A Hoghead on his deathbed lay;
His life was ebbing fast away,
His friends around him closely pressed
To hear the hoghead's last request.
He said, "Before I bid adieu
One last request I ask of you:
Before I soar beyond the stars
Just hook me onto ninety cars.
"And let me on that engine there
See how rough I can handle the air;
Oh let me at some water tank
Make a bighole stop, and give a yank.
Then from the corner of my eye
I'll watch the pieces as they fly;
Then, I'll calmly turn around
And watch the dust cloud settle down.
"Oh, let me pull a drawhead out,
Then take my can with its long spout,
And when I'm safely on the ground
I'll take my time and oil around.
Then far behind in that red caboose
I'll hear the conductor cutting loose
A few pet names, as in days of yore
I've heard a thousand times or more.
"Oh just once more before I'm dead
Let me stand a conductor on his head
And see him crawl from out the wreck
With a window sash hung 'round his neck.
And when he comes and wants to fight,
I will look so innocent like;
And the old excuse I will proclaim
"There's a dynamiter in the train."
"Oh let the train with drawbars down
Have every crossing blocked in town.
And, when they chain those cars together
Oh let it be in sloppy weather.
And on my tombstone put no name
If I can't start and break the chain.
And you, kind friends, I'll have to thank
If you let me die at a water tank.
|
"Let my ears hear that familiar sound -
The tallow pulling the tank spout down;
Oh Let me hold in my greasy hand
A bunch of waste and my old oil can.
And let me die there on the ground
Where I've spent my life oiling around;
If a hoghead dies with conditions like this
I know he will die in perfect bliss.
"And when at last in the grave I'm laid
let it be in the water tank shade,
And put within my lifeless hand
A bunch of waste and my old oil can.
A marble slab I do not crave;
Just mark the head of my lonely grave
With a drawbar pointing toward the skies
At the spot where this poor hogger lies."
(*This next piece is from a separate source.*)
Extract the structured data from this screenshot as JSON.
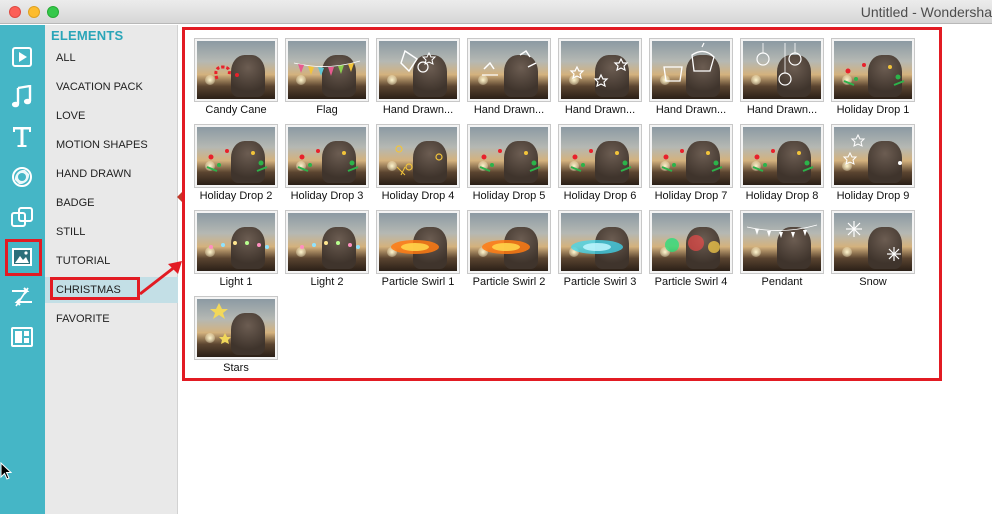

Then fainter grew the hoghead's breath,
His friends around him closely pressed;
His mind was wandering far away
Perhaps, to some far distant day
When he, a hogger of great renown
Was turning cabooses upside down.
Perhaps his mind had wandered back
To a drawbar lying beside the track.
While he in trying to start the train
Was doing his best to break the chain.
His face lit up with a joyful light
And his soul prepared to take its flight;
His friends bent o'er and called his name -
He smiled and said, "I broke the chain."
Then closing his eyes, he said no more,
He was doubling the hill to the other shore.